|« A Riddle: Central Planning in the Carother's Case||Resiliency Theorists in Chicago »|
Chicago Thu Feb 18 2010
On February 16, 2010, about 150 people attended a rally outside the Chicago offices of the death panel Aetna. While Aetna claims to be a health insurance company, the statistics tells a different and morbid tale.
The rally was organized by Health Care for America Now!, a project of Citizen Action Illinois, to publicize their report "Health Insurers Break Profit Records as 2.7 Million Americans lose coverage." The report publicized that the combined profit of the top 5 health insurance companies was up 56% to $12.2 billion in 2009. The companies were able to make such a sickening profit by literally allowing their paying customers to become sick. They dumped paying customers who became a liability, and denied coverage to those who apply. This ended up growing the number of people on public assistance and those without any coverage. The report claims that "people without health insurance coverage are more likely to delay care, to get less care, and to die when they fall ill."
The report cites one study which claims that 52 million Americans will be without coverage in 2010. That is 1/6th of the United States, with no realistic way to afford health care.
Aetna CEO Ron Williams made 24.3 million and owns 194.5 million in unexcercised options. Meanwhile Aetna spent $2.8 million to lobby against health care reform.
The rally was held outside of Aetna's corporate offices on Madison and Whacker during the afternoon rush hour
John Gaudette from Citizen Action, the Illinois Health Care campaign Director said, "Every day we delay getting health care passed 6800 people lose their insurance, 2050 go bankrupt 123 die, the CEO of Aetna makes $93,000." to boos and jeers of "murderer."
Gaudette continued and expressed his view of the right-wing Teabaggers, "It's not about government being a tyrant, we need gov to free us from the tyranny of the insurance companies.

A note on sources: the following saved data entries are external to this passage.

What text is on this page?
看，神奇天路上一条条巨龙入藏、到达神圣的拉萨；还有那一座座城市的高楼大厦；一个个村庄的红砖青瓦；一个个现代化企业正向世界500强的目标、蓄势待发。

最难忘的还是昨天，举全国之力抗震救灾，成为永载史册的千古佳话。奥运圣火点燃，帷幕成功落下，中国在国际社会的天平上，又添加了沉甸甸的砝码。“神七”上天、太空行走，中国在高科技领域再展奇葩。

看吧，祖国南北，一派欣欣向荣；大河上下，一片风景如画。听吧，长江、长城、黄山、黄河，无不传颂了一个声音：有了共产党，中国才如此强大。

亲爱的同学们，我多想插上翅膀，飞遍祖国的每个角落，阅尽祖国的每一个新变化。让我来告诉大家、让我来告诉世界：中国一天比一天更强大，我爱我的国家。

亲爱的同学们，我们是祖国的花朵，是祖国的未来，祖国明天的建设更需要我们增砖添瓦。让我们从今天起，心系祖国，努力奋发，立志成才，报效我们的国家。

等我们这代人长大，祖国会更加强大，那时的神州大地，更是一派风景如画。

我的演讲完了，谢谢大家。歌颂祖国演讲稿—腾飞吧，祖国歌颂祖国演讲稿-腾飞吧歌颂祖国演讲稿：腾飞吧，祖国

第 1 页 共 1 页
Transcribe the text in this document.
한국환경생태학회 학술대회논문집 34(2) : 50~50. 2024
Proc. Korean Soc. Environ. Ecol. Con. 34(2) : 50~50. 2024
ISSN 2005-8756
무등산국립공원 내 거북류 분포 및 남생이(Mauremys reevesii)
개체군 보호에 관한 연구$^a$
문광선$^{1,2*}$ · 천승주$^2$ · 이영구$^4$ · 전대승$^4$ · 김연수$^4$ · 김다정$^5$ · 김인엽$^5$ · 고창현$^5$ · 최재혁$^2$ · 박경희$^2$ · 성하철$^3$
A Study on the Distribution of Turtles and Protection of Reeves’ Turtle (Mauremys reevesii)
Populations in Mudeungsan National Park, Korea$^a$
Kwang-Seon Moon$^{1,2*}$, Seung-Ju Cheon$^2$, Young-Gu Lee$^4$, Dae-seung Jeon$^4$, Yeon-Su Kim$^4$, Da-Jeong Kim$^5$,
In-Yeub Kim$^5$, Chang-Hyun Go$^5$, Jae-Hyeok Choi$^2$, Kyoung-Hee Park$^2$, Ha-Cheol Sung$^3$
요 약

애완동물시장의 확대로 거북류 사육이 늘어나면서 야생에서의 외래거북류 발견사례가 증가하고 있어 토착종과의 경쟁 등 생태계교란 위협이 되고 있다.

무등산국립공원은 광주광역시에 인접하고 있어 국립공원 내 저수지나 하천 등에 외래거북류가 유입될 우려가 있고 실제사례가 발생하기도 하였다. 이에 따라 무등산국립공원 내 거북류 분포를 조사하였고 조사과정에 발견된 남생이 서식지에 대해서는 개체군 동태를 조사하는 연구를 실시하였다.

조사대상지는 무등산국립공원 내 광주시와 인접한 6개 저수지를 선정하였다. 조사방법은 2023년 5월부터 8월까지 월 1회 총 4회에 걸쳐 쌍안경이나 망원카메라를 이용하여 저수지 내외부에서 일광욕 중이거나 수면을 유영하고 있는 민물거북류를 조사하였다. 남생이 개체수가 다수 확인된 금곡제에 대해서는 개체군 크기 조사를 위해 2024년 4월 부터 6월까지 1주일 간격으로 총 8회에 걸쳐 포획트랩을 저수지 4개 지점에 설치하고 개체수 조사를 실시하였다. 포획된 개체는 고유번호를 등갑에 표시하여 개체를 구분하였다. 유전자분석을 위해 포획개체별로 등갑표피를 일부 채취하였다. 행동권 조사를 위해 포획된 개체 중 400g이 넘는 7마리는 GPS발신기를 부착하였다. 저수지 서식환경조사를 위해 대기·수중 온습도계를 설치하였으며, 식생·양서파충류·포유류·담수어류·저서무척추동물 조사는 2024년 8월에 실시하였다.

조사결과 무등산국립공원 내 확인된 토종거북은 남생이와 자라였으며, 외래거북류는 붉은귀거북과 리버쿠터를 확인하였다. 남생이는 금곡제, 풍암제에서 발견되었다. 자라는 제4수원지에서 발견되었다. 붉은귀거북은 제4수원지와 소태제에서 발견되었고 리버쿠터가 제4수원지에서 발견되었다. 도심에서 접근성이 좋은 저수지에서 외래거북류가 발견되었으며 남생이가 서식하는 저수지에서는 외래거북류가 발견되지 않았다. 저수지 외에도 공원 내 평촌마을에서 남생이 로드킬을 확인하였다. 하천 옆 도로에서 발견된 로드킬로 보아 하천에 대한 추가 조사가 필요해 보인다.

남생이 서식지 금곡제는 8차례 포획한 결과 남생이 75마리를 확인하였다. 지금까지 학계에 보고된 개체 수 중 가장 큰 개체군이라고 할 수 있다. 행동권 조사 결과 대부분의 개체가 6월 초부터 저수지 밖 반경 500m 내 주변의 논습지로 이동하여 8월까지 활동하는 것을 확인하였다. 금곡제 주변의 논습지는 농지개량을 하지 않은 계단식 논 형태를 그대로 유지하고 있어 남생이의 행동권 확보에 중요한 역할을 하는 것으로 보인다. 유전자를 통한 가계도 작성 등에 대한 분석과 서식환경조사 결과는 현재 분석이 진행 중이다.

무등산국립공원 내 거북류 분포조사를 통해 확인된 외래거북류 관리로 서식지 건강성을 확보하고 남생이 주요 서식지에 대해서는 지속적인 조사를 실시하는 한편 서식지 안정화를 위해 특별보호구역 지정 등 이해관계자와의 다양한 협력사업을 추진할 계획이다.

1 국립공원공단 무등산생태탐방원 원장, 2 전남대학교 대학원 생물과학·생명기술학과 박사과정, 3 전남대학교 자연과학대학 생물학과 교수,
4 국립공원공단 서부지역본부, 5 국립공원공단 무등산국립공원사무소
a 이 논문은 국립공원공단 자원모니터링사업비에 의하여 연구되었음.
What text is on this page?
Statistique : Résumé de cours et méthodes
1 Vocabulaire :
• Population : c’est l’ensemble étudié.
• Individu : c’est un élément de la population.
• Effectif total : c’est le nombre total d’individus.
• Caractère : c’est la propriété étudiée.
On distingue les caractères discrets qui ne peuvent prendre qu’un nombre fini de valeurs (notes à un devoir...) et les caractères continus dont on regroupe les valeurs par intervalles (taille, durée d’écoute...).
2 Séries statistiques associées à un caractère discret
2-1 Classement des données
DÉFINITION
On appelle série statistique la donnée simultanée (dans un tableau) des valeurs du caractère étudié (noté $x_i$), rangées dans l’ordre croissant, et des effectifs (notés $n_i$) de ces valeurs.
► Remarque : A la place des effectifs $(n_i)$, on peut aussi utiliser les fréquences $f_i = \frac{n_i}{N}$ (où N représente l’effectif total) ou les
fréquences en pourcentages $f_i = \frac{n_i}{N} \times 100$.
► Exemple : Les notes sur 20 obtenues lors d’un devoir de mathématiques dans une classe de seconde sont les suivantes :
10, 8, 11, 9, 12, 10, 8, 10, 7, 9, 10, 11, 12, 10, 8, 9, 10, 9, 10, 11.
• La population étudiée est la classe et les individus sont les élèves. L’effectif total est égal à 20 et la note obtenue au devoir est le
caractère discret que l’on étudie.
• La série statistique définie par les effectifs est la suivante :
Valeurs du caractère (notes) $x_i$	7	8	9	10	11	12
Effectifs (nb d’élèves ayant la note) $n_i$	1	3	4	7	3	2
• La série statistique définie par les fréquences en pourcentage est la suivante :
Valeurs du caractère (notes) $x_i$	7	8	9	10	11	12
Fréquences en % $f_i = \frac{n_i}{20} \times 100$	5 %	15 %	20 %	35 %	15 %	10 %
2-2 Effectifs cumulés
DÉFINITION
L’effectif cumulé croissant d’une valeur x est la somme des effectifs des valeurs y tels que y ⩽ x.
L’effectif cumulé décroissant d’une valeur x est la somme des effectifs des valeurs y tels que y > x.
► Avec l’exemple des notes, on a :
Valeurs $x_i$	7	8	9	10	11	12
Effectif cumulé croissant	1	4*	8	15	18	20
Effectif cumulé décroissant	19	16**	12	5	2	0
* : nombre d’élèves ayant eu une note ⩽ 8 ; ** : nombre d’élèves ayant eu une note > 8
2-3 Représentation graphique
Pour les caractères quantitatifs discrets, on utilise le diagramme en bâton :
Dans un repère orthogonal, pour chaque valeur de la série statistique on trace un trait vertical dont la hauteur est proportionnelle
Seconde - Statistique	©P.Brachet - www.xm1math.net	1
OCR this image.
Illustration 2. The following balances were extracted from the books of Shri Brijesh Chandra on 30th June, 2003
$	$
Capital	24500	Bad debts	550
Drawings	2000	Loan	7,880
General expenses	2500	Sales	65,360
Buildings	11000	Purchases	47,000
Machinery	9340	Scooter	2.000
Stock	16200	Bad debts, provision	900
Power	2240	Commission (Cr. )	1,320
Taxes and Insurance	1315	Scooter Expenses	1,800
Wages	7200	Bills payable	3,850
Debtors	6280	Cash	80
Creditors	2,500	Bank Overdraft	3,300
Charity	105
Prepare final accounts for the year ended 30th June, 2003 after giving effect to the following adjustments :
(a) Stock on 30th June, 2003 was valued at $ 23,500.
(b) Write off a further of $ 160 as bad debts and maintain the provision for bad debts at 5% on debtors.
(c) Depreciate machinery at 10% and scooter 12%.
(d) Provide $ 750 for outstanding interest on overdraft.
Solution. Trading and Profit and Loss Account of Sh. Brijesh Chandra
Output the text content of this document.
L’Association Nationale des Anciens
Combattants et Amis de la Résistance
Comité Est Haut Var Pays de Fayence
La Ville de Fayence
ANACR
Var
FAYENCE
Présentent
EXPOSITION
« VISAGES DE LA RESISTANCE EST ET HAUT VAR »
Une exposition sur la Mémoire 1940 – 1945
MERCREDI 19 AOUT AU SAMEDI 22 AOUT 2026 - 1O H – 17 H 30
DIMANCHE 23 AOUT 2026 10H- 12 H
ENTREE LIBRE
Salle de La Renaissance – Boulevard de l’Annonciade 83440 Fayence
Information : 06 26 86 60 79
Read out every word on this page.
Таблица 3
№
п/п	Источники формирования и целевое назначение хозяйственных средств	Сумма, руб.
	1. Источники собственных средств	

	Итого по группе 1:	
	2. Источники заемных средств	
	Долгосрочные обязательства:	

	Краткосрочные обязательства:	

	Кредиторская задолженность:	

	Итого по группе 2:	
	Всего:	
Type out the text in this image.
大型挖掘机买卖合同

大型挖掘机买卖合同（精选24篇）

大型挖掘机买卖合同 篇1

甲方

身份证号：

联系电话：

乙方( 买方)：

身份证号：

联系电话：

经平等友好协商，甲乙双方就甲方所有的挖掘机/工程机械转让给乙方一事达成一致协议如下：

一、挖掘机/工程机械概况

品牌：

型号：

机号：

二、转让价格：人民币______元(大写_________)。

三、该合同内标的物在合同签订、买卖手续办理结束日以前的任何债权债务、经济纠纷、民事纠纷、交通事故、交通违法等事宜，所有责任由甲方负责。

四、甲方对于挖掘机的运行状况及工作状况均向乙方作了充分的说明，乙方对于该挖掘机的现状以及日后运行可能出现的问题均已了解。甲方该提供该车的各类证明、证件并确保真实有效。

When they can set up death panels to tell us what kind of care we get, ration care, tell us what is and is not covered, kick us off the rolls- even though you pay for 20 years - for absolutely no reason... when we talk about about death panels, remember who is doing it, it's the person on the 12th floor up there," he said as he pointed towards Aetna's office building.
Other speakers told personal stories of going bankrupt, of being denied care for prior conditions, kicked off plans for hitting the age of eligibility for social security, and even for being diagnosed with HIV/AIDS.
Melody Brynne DeGagne, a Illinois Moveon.org Central Council Coordinator choked back tears describing her experience being hit by a drunk driver and being given substandard care because of a lack of health insurance. As a result of her being pushed out the door with major injuries less than a day after being hit, she is forced to use a cane to this day. "I would love to stop hurting. I would love to stop being in pain every single day of my life. I would love to be healthy and my government is standing in the way of this."
David Borris, who owns a small catering company explained that, "We are allowing Aetna, United Healthcare, and Humana to perpetrate a World Trade Center disaster every 8 months." He continued, "I'm a small business owner. I work with thousands of small bi owners across 12 states with the Main Street Alliance. When we look at what the biggest impediment to creating jobs is, for us it is that we can't afford the health coverage to create the jobs."
There was frustration at the rally at the Democratic majority and Obama for not pushing health care through. Borris told me that if Barack Obama had been president in 1965, his parents would have been dead at age 60 because Medicare would have never been passed. Dan sherry complained about Obama's lack of courage, shouting, "Grow a pair!"
Retired doctor Hooshi Daragahi attended the rally, and was handing out fliers for the protest on the anniversary of the War. Daragahi explained to me that 950 billion dollars had been spent on the war, when that money could have gone to people's needs like health care. "There is one solution to the problem. Single payer health care for all. Just like any rational civilized society should have. Anything else is just a shame."
John Gaudette encouraged rally attendees to contact their congressmen and to push for the passage of the house health care reform, but to fix the Senate bill to include a public option. When I asked him whether the public option would allow health insurance companies to continue dumping the sick and elderly, whom they see as liabilities, onto the public option and continue making profit, he explained that he views the public option as a step towards regular health coverage for the uninsured. It would take the clinics and other half steps and fix them. It would also provide competition to make the corporate health providers stop acting like death panels and start providing care.